KINGDOM COME at Milwaukee Rep, co-directed by John Dillon + Sharon Ott

PHOTO Mark Avery

As I talk about these two productions, it is time to mention that John and Sara had assembled a remarkable team of creative individuals at MRT, and it’s hard to talk about John’s mentorship without mentioning the other people who were also mentors and collaborators (and who were all hired by John and Sara). Larry Shue was a company member and actor at MRT. He played the leading role in the aforementioned DEAD SOULS. John was also his mentor, recognizing Larry’s writing talents and giving him the space and time to write both THE NERD and THE FOREIGNER (and also premiering them). Amlin Gray was the playwright-in-residence, writing not only KINGDOM COME but also the Obie Award-winning HOW I GOT THAT STORY at MRT. John gave me the opportunity to direct the premiere of HOW I GOT THAT STORY. I know he loved the play and loved Amlin’s writing, but he gave me that opportunity. He also supported the development of my work with Amlin on his adaptation of Cyril Tourneur’s THE REVENGER'S TRAGEDY (THE REVENGER, in Amlin’s version). The path that John began when he gave me my first directing assignments started to come to fruition in my collaborations with Amlin. I began to really love language, to understand how it truly works, and how actors can use it to fully express emotion. Without John believing that somewhere in that young director who knew how to create a bunch of wonderful stage pictures lay a director who could successfully direct a play as verbally dense as Shakespeare’s ANTONY AND CLEOPATRA (which I did in 2019 for American Shakespeare Center), my life as an artist would be fundamentally changed.

And then there was Japan. Both John and Sara had a deep interest in Japanese theatre and culture. Sara was the one who first mentioned to us at Theatre X that funding was available for a project related to Japan, and she helped us obtain a grant that supported our development and production of John Schneider’s A FIERCE LONGING, a play about the art, life, and death of Japanese novelist and playwright Yukio Mishima. MRT toured two productions I directed to Japan: the aforementioned A STREETCAR NAMED DESIRE, and then Sam Shepard’s BURIED CHILD. The wonderful actress Ellen Lauren, an MRT company member at the time, played the role of Shelley. Of course, Ellen’s future was to involve a deep collaboration with Tadashi Suzuki, SITI Company, and Japanese theatre. John invited me twice to be part of the group that went to Toga-mura to see Suzuki’s company in action. Those trips profoundly affected me in ways that are hard to express. To see Suzuki’s THE TROJAN WOMEN in that marvelous theatre in Togamura made me understand deeply how a master director (Suzuki) can use space, time, duration, architecture (all those marvelous Viewpoints!) to create deep emotional effects. Those trips to Japan, all made possible by John and Sara, would also lead me to my interest in Japanese American culture and art, and culminate in my long partnership with Phillip Kan Gotanda at Berkeley and Seattle Repertory Theatres.

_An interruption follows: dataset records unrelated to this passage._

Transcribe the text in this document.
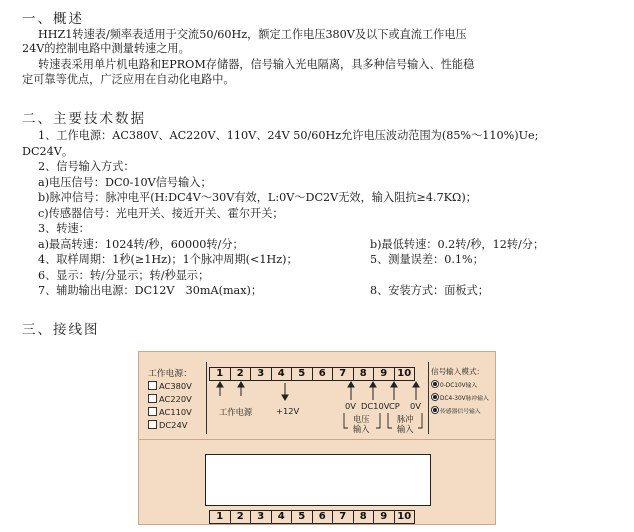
一、概述
HHZ1转速表/频率表适用于交流50/60Hz，额定工作电压380V及以下或直流工作电压
24V的控制电路中测量转速之用。
转速表采用单片机电路和EPROM存储器，信号输入光电隔离，具多种信号输入、性能稳
定可靠等优点，广泛应用在自动化电路中。
二、主要技术数据
1、工作电源：AC380V、AC220V、110V、24V 50/60Hz允许电压波动范围为(85%～110%)Ue;
DC24V。
2、信号输入方式：
a)电压信号：DC0-10V信号输入；
b)脉冲信号：脉冲电平(H:DC4V～30V有效，L:0V～DC2V无效，输入阻抗≥4.7KΩ)；
c)传感器信号：光电开关、接近开关、霍尔开关；
3、转速：
a)最高转速：1024转/秒，60000转/分；	b)最低转速：0.2转/秒，12转/分；
4、取样周期：1秒(≥1Hz)；1个脉冲周期(<1Hz)；	5、测量误差：0.1%；
6、显示：转/分显示；转/秒显示；
7、辅助输出电源：DC12V　30mA(max)；	8、安装方式：面板式；
三、接线图
工作电源：
AC380V
AC220V
AC110V
DC24V
1	2	3	4	5	6	7	8	9	10
工作电源	+12V	0V DC10V CP 0V
电压
输入
脉冲
输入
信号输入模式：
0-DC10V输入
DC4-30V脉冲输入
传感器信号输入
1	2	3	4	5	6	7	8	9	10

Frank Krejci, Sara O’Connor + John Dillon at Milwaukee Rep

Finally, John introduced me to Berkeley Rep (BRT), which was to become my artistic home for many years. He and the Artistic Director in Berkeley, Michael Liebert, co-produced AMERICAN BUFFALO, featuring Larry Shue and BRT company member Tony Amendola, with John directing. It was a fantastic production. John, with his typical generosity, told me that Berkeley might soon be looking for an artistic director and that I should apply. So not only did John give me a place to start as a director, but also he opened the door for me into the position that was to change my life as an artist. For that, and for everything he did for me that led up to that opportunity, I am eternally grateful.

In these COVID-19 times, when we aren’t able to direct, when it’s so hard to collaborate in the ways we are used to, it is so good to look back and remember the creative times in one’s life, when many talented people were all working together. One of those times for me was in Milwaukee, at Milwaukee Rep, and with the mentorship of John Dillon. We all stand on the shoulders of others.

Sharon Ott is the Chair and Artistic Director of the Department of Theatre at Virginia Commonwealth University.